How to add Packback to your course design and curriculum effectively
Education technology is only as effective as the implementation pedagogy used to bring that edTech tool into the classroom experience. Packback provides a software platform, support team, and an intentional implementation pedagogy to ensure that every course that adopts Packback experiences consistently excellent discussion results.
1. Know your "Why" for using Packback, and share it with your students
Why do you value discussion? What do you hope students will gain?
Whether your goals relate to building inquiry skills, practicing written communication skills, improving knowledge retention, or even just making your class fun and relevant for your students...make sure your students know why you are using Packback.
Explaining your "why" and illustrating to students how the experience of using Packback for discussion will contribute to their learning or skills development is critical for establishing "relevancy", a core component of an intrinsically motivating learning environment.
2. Choose the right grading structure and requirements
Based on our research evaluating the discussion performance across classes using Packback (containing nearly half a million students), we have found commonalities in the posting requirements and implementation approaches in the most successful courses:
- A single weekly recurring deadline
- Note that on Packback, there is a single continuous discussion community for the duration of the course. With questions contributed by each student continuously, there is never a shortage of questions available for students to answer. This allows instructors to use a single deadline for all posts, rather than a deadline for questions that differs
- 7-15% of overall course grade allocated to participation on Packback
- Allocating a meaningful grade percentage ensures your students sign up, prioritize engaging each week in the discussion, and have the best experience by guaranteeing that their classmates also prioritize the assignment. Many instructors reallocate points from a different in-class participation expectation (most common) or asynchronous engagement assignment or adjust the allocation to all other assignments down by a few percentage points to make "room" to include Packback.

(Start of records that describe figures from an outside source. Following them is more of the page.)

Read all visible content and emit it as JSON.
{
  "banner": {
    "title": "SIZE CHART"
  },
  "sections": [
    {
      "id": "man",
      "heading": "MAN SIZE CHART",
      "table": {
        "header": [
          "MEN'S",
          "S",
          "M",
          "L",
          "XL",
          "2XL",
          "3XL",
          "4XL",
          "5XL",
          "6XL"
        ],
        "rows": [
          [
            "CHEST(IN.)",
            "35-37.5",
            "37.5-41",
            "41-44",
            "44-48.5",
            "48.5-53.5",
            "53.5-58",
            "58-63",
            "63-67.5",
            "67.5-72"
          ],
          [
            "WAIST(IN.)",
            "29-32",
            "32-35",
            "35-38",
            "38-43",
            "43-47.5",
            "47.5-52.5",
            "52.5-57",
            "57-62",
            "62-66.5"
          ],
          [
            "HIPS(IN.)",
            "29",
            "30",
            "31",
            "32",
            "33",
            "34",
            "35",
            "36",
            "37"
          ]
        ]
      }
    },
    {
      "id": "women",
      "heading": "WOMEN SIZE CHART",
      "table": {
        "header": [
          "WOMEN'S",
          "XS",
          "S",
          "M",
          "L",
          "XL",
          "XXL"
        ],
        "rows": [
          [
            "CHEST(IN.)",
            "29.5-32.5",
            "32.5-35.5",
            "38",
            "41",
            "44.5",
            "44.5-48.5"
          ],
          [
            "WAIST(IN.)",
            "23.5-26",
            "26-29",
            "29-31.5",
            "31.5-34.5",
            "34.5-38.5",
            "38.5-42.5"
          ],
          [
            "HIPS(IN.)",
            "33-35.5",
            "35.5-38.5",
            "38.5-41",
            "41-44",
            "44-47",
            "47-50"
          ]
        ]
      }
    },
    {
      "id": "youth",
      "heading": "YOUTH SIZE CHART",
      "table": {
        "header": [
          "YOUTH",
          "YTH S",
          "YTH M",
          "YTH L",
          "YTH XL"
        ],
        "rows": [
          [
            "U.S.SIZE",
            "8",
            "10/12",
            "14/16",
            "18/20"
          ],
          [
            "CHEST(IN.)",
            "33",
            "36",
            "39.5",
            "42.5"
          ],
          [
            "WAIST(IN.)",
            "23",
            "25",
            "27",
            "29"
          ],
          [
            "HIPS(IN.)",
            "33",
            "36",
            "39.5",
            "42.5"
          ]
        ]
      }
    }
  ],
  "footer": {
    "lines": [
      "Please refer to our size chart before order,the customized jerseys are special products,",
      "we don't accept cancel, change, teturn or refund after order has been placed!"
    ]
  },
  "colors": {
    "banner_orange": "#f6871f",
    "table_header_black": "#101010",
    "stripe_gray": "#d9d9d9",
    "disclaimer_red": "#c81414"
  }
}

- Allocating a meaningful grade percentage ensures your students sign up, prioritize engaging each week in the discussion, and have the best experience by guaranteeing that their classmates also prioritize the assignment. Many instructors reallocate points from a different in-class participation expectation (most common) or asynchronous engagement assignment or adjust the allocation to all other assignments down by a few percentage points to make "room" to include Packback.
- Post requirements of "Ask 1 Question" and "Add 2 Responses" per deadline
- This simple and easy-to-remember requirement ensures that students are constructing their own open-ended question each week about course material, and this process of inquiry formation has been shown to be a critical component of effective online communities and improve learning efficacy. A requirement of two responses per week to peer questions also ensures that students are receiving engagement on their questions from their classmates.
Many instructors also choose to incorporate Packback's Curiosity Score into their grading structure, though this requirement is optional in the process of setting up your grades on Packback.
How to Incorporate the Curiosity Score into Grading
The Curiosity Score is a score given by the Packback Digital TA that measures the quality of student questions and answers on Packback. Every post earns a point score out of 100 based on its Curiosity (question structure and the amount of effort a student puts in, such as length), Credibility (citing high-quality sources), and Communication (effective use of formatting, paragraph breaks, reading level, and use of rich media like images/video).
We recommend that professors set a minimum Curiosity Score of 40, ensuring that students are completing a baseline level of work in order to receive credit. Higher-level courses can choose to increase the minimum curiosity score based on guidelines built into the platform. Learn more about the Curiosity Score in this article.
3. Communicate requirements clearly to students
- Set up your grading requirements in Packback: In Packback, you will be able to select your grading structure and deadlines in the Community Setup Process and have the platform auto-score student participation against your set requirements.
- To learn how to set up automated grading reports in Packback, visit this article.
- To learn how to set up automated grading reports in Packback, visit this article.
- Add Packback to your syllabus: All instructors should add Packback (and the details of the assignment requirements) to their course syllabus before class begins.
- Packback provides an auto-customized Syllabus Statement in the Community Setup Process that can be downloaded to make it easier to add Packback to your syllabus.